Thursday, December 01, 2011

This is the end of childhood

I grew up during the decades of creative synergy between the Federal Republic of Germany and Czechoslovakia. Oh, did those Czechs make beautiful weapons TV programmes for children! Luzie, der Schrecken der Straße, Die Märchenbraut - and above all, Drei Nüsse für Aschenbrödel, which today enjoys a cult-following amongst nostalgic German thirty-somethings. This was a very happy time indeed.

For years all I wanted to do is learn Czech and say "ahoi" to my friends behind the iron curtain (Czechoslovakia never seemed very iron-curtainy to us because of those programmes - only like a mildly more grimy and old-fashioned Germany). Prague was like a far off wonderland where plasticine figures played pranks on neighbourhood bullies and Breughel paintings would come to life to jingling Mark Mothersbaugh-style soundtracks. People looked shoddy but were clearly happy - more open, witty and creative than us mollycoddled capitalists with our digital watches.

I shed secret tears when the beautiful Dana Vavrova died two years ago of cancer, an actress whose career began in the Czech fairy tale TV circuit and who later on became well-known in Germany.

And I was deeply saddened to read today about the death of Zdenek Miler, another marvellously creative Czech, and father of the little mole beloved by generations of German children.



I remember watching these films in 8-mil versions in school.

Rest in peace, Zdenek Miler - you made so many of us very, very happy!

3 comments:

mikeovswinton said...

Sorry I missed this when it appeared. Just out of interest, when I was a child the BBC used to show a programme called the Singing Ringing Tree, which is a childhood memory for many of my generation. It didn't come from Czechoslovakia, but from the DDR. Did they show that in the old FDR? I rather guess not........

https://obscenedesserts.blogspot.com/ said...

"Das singende, klingende Bäumchen"? I think that film was even based on a traditional fairy tale, but I don't remember ever seeing it on TV when I was little. We didn't get much old DEFA stuff during my childhood. Czechoslovakia was just about ok (in fact, mildly cool and more liberal than the GDR). But now you can get all of this on DVD.

Having said that, because we lived in the "Zonengrenzgebiet" we did receive East German TV, and I watched it a bit. I remember seeing the _Dick Turpin_ series on East German TV - of course that was right up their street.

Odd, what kind of stuff was available in the GDR. I bought a copy of Doctorow's _Ragtime_ and short stories by Joyce Carol Oates (in translation) in East Berlin during a school trip (desperately trying to spend the money they made you exchange - which literally was unspendable). And a German-Swedish phrasebook, which seemed oddly cynical to me in those days.

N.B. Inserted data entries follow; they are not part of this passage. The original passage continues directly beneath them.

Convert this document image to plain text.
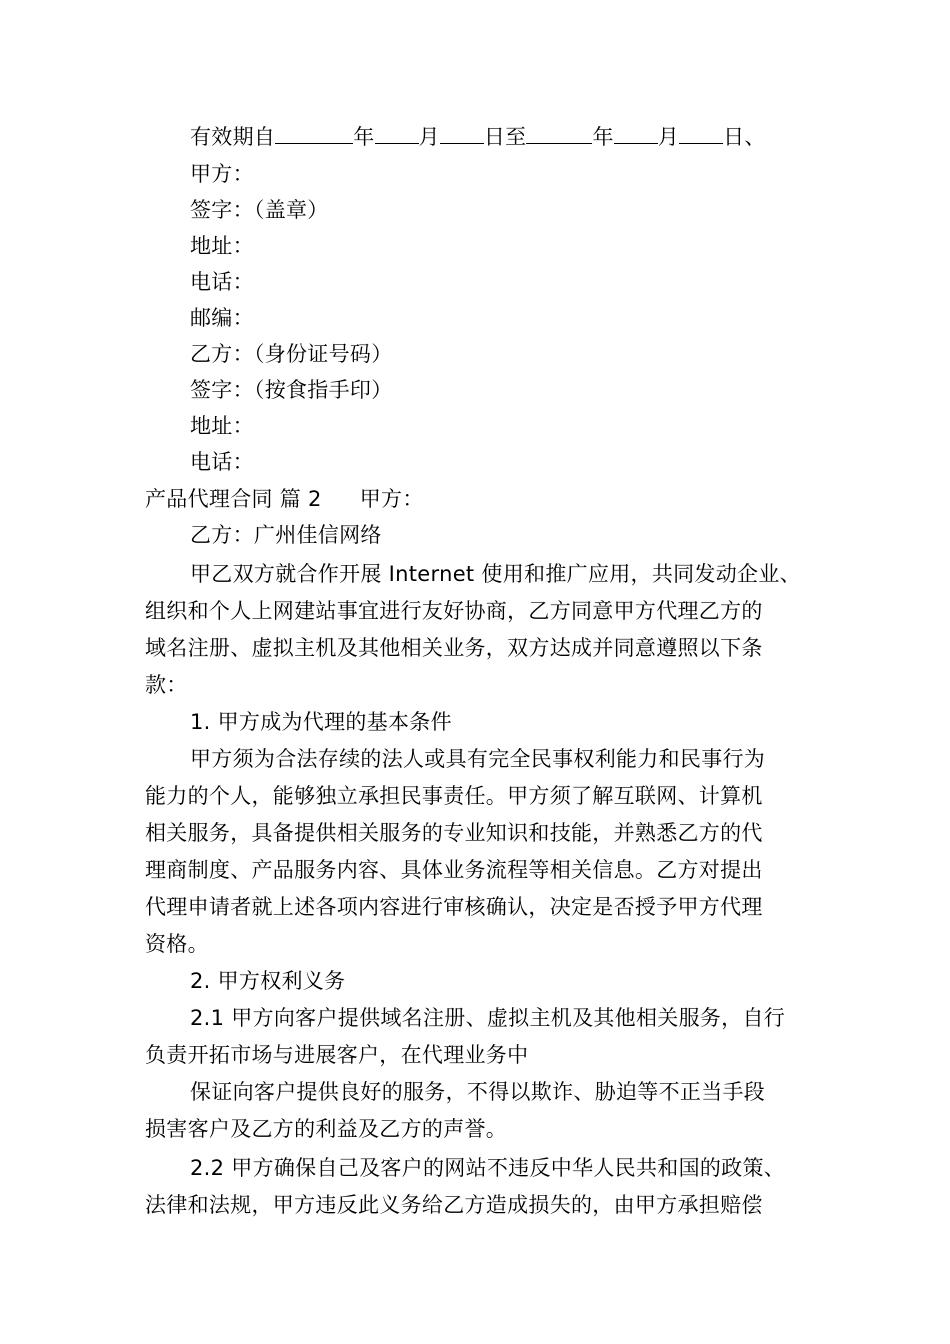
有效期自	年 月 日至	年 月 日、
甲方：
签字：（盖章）
地址：
电话：
邮编：
乙方：（身份证号码）
签字：（按食指手印）
地址：
电话：
产品代理合同 篇 2 甲方：
乙方：广州佳信网络
甲乙双方就合作开展 Internet 使用和推广应用，共同发动企业、
组织和个人上网建站事宜进行友好协商，乙方同意甲方代理乙方的
域名注册、虚拟主机及其他相关业务，双方达成并同意遵照以下条
款：
1. 甲方成为代理的基本条件
甲方须为合法存续的法人或具有完全民事权利能力和民事行为
能力的个人，能够独立承担民事责任。甲方须了解互联网、计算机
相关服务，具备提供相关服务的专业知识和技能，并熟悉乙方的代
理商制度、产品服务内容、具体业务流程等相关信息。乙方对提出
代理申请者就上述各项内容进行审核确认，决定是否授予甲方代理
资格。
2. 甲方权利义务
2.1 甲方向客户提供域名注册、虚拟主机及其他相关服务，自行
负责开拓市场与进展客户，在代理业务中
保证向客户提供良好的服务，不得以欺诈、胁迫等不正当手段
损害客户及乙方的利益及乙方的声誉。
2.2 甲方确保自己及客户的网站不违反中华人民共和国的政策、
法律和法规，甲方违反此义务给乙方造成损失的，由甲方承担赔偿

No, I did not buy the collected works of Marx and Engels, nor Rosa Luxemburg's correspondence. I guess I ought to have.

mikeovswinton said...

I've asked my sister for Singing Ringing as my Christmas present this year, and should thank you for reminding me about it, and drawing me into the slightly weird world of Singing Ringing Tree fandom on the web. Its one of those things where you think "Was it only me..." and then discover that a whole generation was freaked out by the same thing. Can't wait to watch it again. Currently working my way through a series about a Private Detective hired by a local radio station to work for its listeners ("Shoestring") from 1979. The sheer weirdness of TV at times leaves me speechless.